Groupby sum on Integer not working

Dear KNIME community
i have a rather peculiar problem and do not really get why it isn’t working.

Shortly what i do:

  • i prepare a kind of matrix view using a “One to Many” node and then want to sum up the occurences

afterwards the output looks like
grafik

=> so the entries in the first column is three times the same and i would want to combine the different other columns. in this case i wanted to sum them up, so that i get a final line for the three rows where the numbers in the different columns are simply added/summed up

i tried that with a group by on column one and then aggregating the other columns with “Sum”. Somehow it doesn’t work… Oh and i forgot the other columns (apart from column 1) are of type integer …
The groupby node runs but the output is the same as the input …

anybody any idea here?

Hi @And_Z , can you share some data and show what is the expected results that you want?

Can you also share your workflow, or at least show how you configured your groupby? Most likely you are not grouping by any column, that is why “the output is the same as the input”.

HI @bruno29a
i cannot really share the data as they are proprietary.

as to the groupby node, i do group by a column (the first one) and then do a sum on the others:
grafik

grafik

Hi @And_Z , based on what you showed for the config, it should work.

Here’s a basic example I put together:
image

Here’s the input data:
image

4 entries of a
2 entries of b
3 entries of c

Column 2 has multiple of 1, so we expect to see 4,2,3; Column 3 has multiple of 2, so we expect to see 8,4,6; and Column 4 has multiple of 10, so we expect to see 40,20,30

Here’s the result of the GroupBy:
image

which is exactly what was expected.

Configuration of GroupBy as follows (same as yours):


The only thing I can suspect in your case is that the values in your first column might “appear” to be the same, but they’re not (case sensitivity, unwanted space, etc…). To test this, do a deduplication on that column and see how many rows you get. If it’s the same amount of rows that you get in the GroupBy, then it confirms the theory.

image

And I get 3 rows:
image

2 Likes

And here’s a simulation of what I said above.

I added a new entry as "a " (a + space):
image

And the new GroupBy results:
image

While it appears that we have 2 entries for “a”, it’s in fact 1 entry for “a” and 1 entry for "a ", which seems to what is happening in your case.
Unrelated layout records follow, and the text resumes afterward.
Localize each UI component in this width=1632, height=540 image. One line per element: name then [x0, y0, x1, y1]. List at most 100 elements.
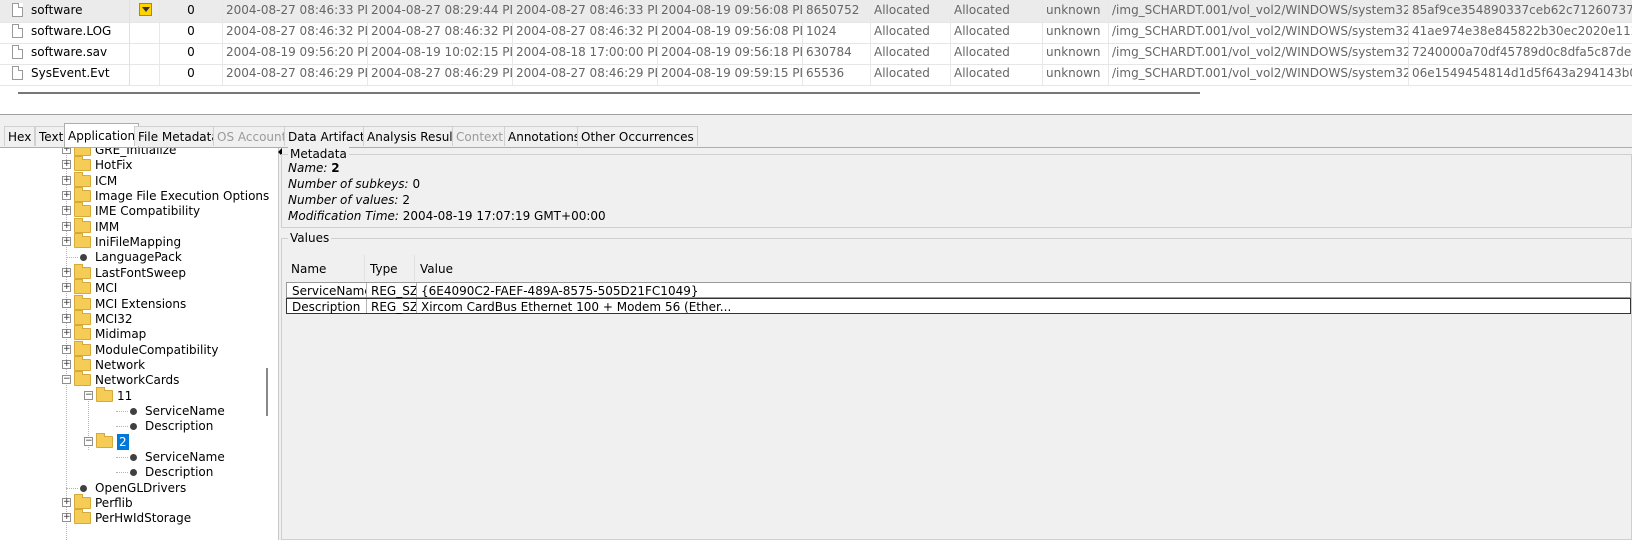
tree-key[interactable]: + ModuleCompatibility: [0, 341, 265, 358]
expand-icon[interactable]: +: [62, 237, 71, 246]
expand-icon[interactable]: +: [62, 513, 71, 522]
tab-data-artifacts[interactable]: Data Artifacts: [284, 126, 375, 146]
col-header-value[interactable]: Value: [415, 255, 1631, 281]
cell-type: REG_SZ: [371, 284, 416, 298]
expand-icon[interactable]: +: [62, 176, 71, 185]
tree-key[interactable]: + IME Compatibility: [0, 202, 265, 219]
tree-key[interactable]: − 11: [0, 387, 265, 404]
tree-key[interactable]: + MCI: [0, 279, 265, 296]
modified-time: 2004-08-27 08:46:29 PDT: [223, 63, 368, 85]
expand-icon[interactable]: +: [62, 498, 71, 507]
tab-hex[interactable]: Hex: [4, 126, 36, 146]
registry-value-icon: [130, 454, 137, 461]
expand-icon[interactable]: +: [62, 299, 71, 308]
tab-application[interactable]: Application: [64, 123, 140, 147]
warning-flag-icon: [139, 3, 152, 16]
collapse-icon[interactable]: −: [84, 437, 93, 446]
tab-file-metadata[interactable]: File Metadata: [134, 126, 223, 146]
folder-icon: [74, 264, 91, 279]
file-location: /img_SCHARDT.001/vol_vol2/WINDOWS/system…: [1109, 42, 1409, 64]
access-time: 2004-08-18 17:00:00 PDT: [513, 42, 658, 64]
tree-value[interactable]: ServiceName: [0, 403, 265, 419]
known-status: unknown: [1043, 42, 1109, 64]
file-location: /img_SCHARDT.001/vol_vol2/WINDOWS/system…: [1109, 21, 1409, 43]
tree-key[interactable]: + IniFileMapping: [0, 233, 265, 250]
table-row[interactable]: Description REG_SZ Xircom CardBus Ethern…: [286, 298, 1631, 314]
tree-value[interactable]: Description: [0, 418, 265, 434]
tree-key[interactable]: + IMM: [0, 218, 265, 235]
tree-key[interactable]: + MCI Extensions: [0, 295, 265, 312]
expand-icon[interactable]: +: [62, 360, 71, 369]
subkeys-label: Number of subkeys:: [288, 177, 409, 191]
tree-key[interactable]: + Image File Execution Options: [0, 187, 269, 204]
file-row[interactable]: SysEvent.Evt 0 2004-08-27 08:46:29 PDT 2004…: [0, 63, 1632, 86]
tree-node-label: ServiceName: [145, 450, 225, 464]
comment-count: 0: [160, 42, 223, 64]
tree-key[interactable]: − NetworkCards: [0, 371, 265, 388]
file-row[interactable]: software.LOG 0 2004-08-27 08:46:32 PDT 2004…: [0, 21, 1632, 44]
folder-icon: [74, 202, 91, 217]
expand-icon[interactable]: +: [62, 329, 71, 338]
expand-icon[interactable]: +: [62, 148, 71, 154]
tree-key[interactable]: −2: [0, 433, 265, 450]
created-time: 2004-08-19 09:56:08 PDT: [658, 21, 803, 43]
folder-icon: [74, 341, 91, 356]
tree-node-label: IME Compatibility: [95, 204, 201, 218]
tree-key[interactable]: + ICM: [0, 172, 265, 189]
subkeys-line: Number of subkeys: 0: [288, 176, 420, 192]
tree-key[interactable]: + PerHwIdStorage: [0, 509, 265, 526]
tree-scrollbar[interactable]: [266, 368, 268, 416]
col-header-name[interactable]: Name: [286, 255, 365, 281]
tree-key[interactable]: + MCI32: [0, 310, 265, 327]
tree-node-label: OpenGLDrivers: [95, 481, 187, 495]
tree-key[interactable]: + Network: [0, 356, 265, 373]
folder-icon: [74, 356, 91, 371]
expand-icon[interactable]: +: [62, 160, 71, 169]
tree-key[interactable]: + Midimap: [0, 325, 265, 342]
file-size: 65536: [803, 63, 871, 85]
file-row[interactable]: software 0 2004-08-27 08:46:33 PDT 2004-08-…: [0, 0, 1632, 23]
collapse-icon[interactable]: −: [84, 391, 93, 400]
tab-annotations[interactable]: Annotations: [504, 126, 585, 146]
cell-type: REG_SZ: [371, 300, 416, 314]
col-header-type[interactable]: Type: [365, 255, 415, 281]
file-row[interactable]: software.sav 0 2004-08-19 09:56:20 PDT 2004…: [0, 42, 1632, 65]
tree-value[interactable]: ServiceName: [0, 449, 265, 465]
values-count-label: Number of values:: [288, 193, 399, 207]
expand-icon[interactable]: +: [62, 314, 71, 323]
tree-value[interactable]: Description: [0, 464, 265, 480]
meta-flags: Allocated: [951, 42, 1043, 64]
subkeys-value: 0: [412, 177, 421, 191]
modification-time-line: Modification Time: 2004-08-19 17:07:19 G…: [288, 208, 606, 224]
tree-key[interactable]: + HotFix: [0, 156, 265, 173]
tree-node-label: Midimap: [95, 327, 147, 341]
tab-text[interactable]: Text: [35, 126, 68, 146]
file-cell-icon: [10, 21, 30, 43]
table-row[interactable]: ServiceName REG_SZ {6E4090C2-FAEF-489A-8…: [286, 282, 1631, 298]
folder-icon: [96, 387, 113, 402]
change-time: 2004-08-27 08:46:32 PDT: [368, 21, 513, 43]
file-icon: [12, 66, 23, 80]
values-legend: Values: [288, 231, 332, 245]
tab-other-occurrences[interactable]: Other Occurrences: [577, 126, 698, 146]
modified-time: 2004-08-27 08:46:32 PDT: [223, 21, 368, 43]
expand-icon[interactable]: +: [62, 283, 71, 292]
tree-value[interactable]: LanguagePack: [0, 249, 265, 265]
tree-node-label: LanguagePack: [95, 250, 182, 264]
tree-value[interactable]: OpenGLDrivers: [0, 480, 265, 496]
file-size: 630784: [803, 42, 871, 64]
expand-icon[interactable]: +: [62, 345, 71, 354]
expand-icon[interactable]: +: [62, 222, 71, 231]
values-count-value: 2: [402, 193, 410, 207]
file-size: 8650752: [803, 0, 871, 22]
expand-icon[interactable]: +: [62, 206, 71, 215]
change-time: 2004-08-27 08:46:29 PDT: [368, 63, 513, 85]
access-time: 2004-08-27 08:46:32 PDT: [513, 21, 658, 43]
tree-key[interactable]: + LastFontSweep: [0, 264, 265, 281]
expand-icon[interactable]: +: [62, 191, 71, 200]
values-group: Values Name Type Value ServiceName REG_S…: [281, 231, 1632, 540]
tree-key[interactable]: + Perflib: [0, 494, 265, 511]
horizontal-scrollbar[interactable]: [18, 92, 1200, 94]
expand-icon[interactable]: +: [62, 268, 71, 277]
collapse-icon[interactable]: −: [62, 375, 71, 384]
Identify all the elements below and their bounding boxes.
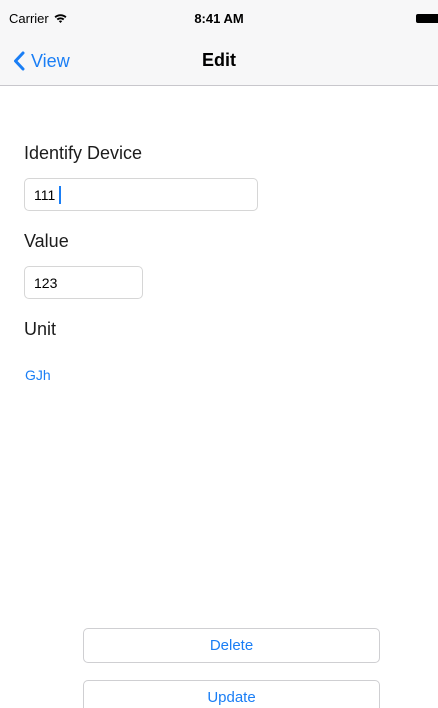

And the deduplicate test confirms it:
image

4 rows as expected.

If you want to identify which rows have spaces at the beginning or at the end, you can always do a String Manipulation and do a join(“XXXX”, <your_column>, “XXXX”). This would show which record has space before or after the value of the column.

Alternatively, you can also simply “clean” the value by doing a strip() on the column via String Manipulation, making sure spaces before and/or after the values are removed before running the GroupBy

4 Likes

Hi @And_Z
Following up on @bruno29a 's point which sounds to be the most likely explanation, also please widen the first column when viewing your output table, as you showed them truncated and it could well be obscuring the kind of differences suggested. If viewed in full they may turn out to be quite apparent
image

2 Likes

… oh dear, sometimes the most obivous things are the hardest to find …

@takbb i truncated the column by intention, because of the data.

the solution however is, and @bruno29a ’ idea with the string manipulation was a really good one, that there are serveral entries in that column separated by line feed…
i normally split that from the start, but it is a different workflow here and therefore i forgot …

so i splitted them and it works now…
many thanks @you both

3 Likes

Hi @And_Z , that’s good news and full marks to @bruno29a .

If you have time, could you mark @bruno29a 's post as the solution so that others know it’s resolved, and people can quickly find this in future should they have similar problems.

4 Likes

This topic was automatically closed 7 days after the last reply. New replies are no longer allowed.